Moshe gave us formal law in addition to values. "Miymino AishDas
lamo." We lost many of those values when Moshe died, and Asniel had to
reestablish those scenarios on more formal grounds. Similarly, all of
the cases of "shakhechum vechazar veyasdum", where AKhG had to use
formal rules to reconstruct the values lost during Bavel. Similarly
churban bayis leading to the mishnah, and when we spread out beyond
Bavel and EY, for the gemara. Loss of culture was ALWAYS, since
Yehoshua's day, supplanted with use of formal rule.

This is not catastophe. It's why Hashem gave us an AishDas, a halachic
process unified with those values.

To continue:
> Berkovits does not argue for the abolition of the Shulhan Aruch. He
> accepts the premise that the halacha is a binding system of law, and
> that, as with any legal system, one must for the sake of the integrity
> and stability of the law be willing to preserve time-worn precedents.
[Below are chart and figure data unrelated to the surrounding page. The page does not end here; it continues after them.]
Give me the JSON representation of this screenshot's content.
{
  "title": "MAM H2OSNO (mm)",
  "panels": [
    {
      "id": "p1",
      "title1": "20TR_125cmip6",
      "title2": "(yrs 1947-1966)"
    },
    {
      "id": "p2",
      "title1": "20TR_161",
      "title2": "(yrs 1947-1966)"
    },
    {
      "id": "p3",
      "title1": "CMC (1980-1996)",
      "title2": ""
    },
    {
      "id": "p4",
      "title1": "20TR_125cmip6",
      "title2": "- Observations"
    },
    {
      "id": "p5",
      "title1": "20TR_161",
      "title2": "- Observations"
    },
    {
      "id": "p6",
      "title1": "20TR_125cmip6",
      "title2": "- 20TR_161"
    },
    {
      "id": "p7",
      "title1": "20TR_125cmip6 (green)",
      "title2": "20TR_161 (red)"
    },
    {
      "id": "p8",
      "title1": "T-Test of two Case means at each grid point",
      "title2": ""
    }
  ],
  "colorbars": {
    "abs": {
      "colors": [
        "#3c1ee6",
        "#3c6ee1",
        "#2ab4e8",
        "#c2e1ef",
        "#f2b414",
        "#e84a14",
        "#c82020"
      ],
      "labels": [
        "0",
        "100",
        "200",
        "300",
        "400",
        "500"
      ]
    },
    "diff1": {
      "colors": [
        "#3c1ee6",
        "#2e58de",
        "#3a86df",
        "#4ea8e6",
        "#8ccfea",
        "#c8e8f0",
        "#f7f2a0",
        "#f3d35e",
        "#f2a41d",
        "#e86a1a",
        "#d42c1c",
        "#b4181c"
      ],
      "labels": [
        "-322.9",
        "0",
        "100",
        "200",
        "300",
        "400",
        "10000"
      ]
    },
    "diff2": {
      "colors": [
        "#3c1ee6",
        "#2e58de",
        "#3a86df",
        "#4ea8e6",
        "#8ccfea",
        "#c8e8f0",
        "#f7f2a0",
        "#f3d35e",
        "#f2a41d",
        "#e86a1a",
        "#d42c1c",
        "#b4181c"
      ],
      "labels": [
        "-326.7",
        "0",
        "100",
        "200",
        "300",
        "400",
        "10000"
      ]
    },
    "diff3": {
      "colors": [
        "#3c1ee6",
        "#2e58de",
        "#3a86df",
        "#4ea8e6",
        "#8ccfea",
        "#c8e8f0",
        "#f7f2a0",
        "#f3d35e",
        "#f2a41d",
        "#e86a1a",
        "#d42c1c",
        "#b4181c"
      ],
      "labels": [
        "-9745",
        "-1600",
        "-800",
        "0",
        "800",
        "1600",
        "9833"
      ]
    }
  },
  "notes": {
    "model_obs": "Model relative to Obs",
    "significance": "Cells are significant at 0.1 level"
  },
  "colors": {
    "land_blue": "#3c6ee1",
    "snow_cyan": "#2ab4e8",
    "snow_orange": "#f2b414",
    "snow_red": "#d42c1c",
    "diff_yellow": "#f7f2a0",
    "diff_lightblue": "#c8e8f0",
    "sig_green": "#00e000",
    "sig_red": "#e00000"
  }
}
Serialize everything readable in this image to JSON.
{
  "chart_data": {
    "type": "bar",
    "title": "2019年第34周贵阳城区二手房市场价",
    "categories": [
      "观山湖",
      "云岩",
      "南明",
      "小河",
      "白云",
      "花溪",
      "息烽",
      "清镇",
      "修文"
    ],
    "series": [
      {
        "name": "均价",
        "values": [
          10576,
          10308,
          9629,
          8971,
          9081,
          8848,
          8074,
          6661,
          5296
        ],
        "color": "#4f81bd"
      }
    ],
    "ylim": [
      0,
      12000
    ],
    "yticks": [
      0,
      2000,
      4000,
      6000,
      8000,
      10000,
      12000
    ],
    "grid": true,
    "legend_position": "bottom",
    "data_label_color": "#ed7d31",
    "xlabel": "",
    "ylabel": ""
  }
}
More than that... It's part of the system of values, the root of the
codified law itself.

> In this regard, Berkovits is no revolutionary. But by reviving the
> debate over the effect of the legal codes, he is nonetheless raising
> the banner for a reconsideration of the way halacha is understood. If
> the codification of the halacha was a necessary response to the
> trials of destruction and exile, then the lawbooks which have come
> to be identified so fully with Orthodoxy are in some important sense
> alien to the law.

REB makes law with all the rigor of law a necessary evil. Halakhah is
no longer the product of a process given by G-d, it's a man-made
approximation of Divine Values. He thereby opens the door to C-style
malleability.

Which is why we find eis la'asos being treated as a value, not a
rigorous halachic category with well defined limits. Eis la'asos,
rather than being only where a person will lose all contact with
G-dliness, becomes a codeword for "Jewish values" trumping halakhah.
Unanchored. C.

BTW, the similarity to early R's talk about a return to "Prophetic
Judaism" is haunting. The difference between them is more that REB is
described as realizing the pragmatic need, in "necessary response to
the trials of destruction and exile". But the ideal would be the same.

SheTir'u baTov!
-micha

-- 
Micha Berger             "Man wants to achieve greatness overnight,
micha at aishdas.org        and he wants to sleep well that night too."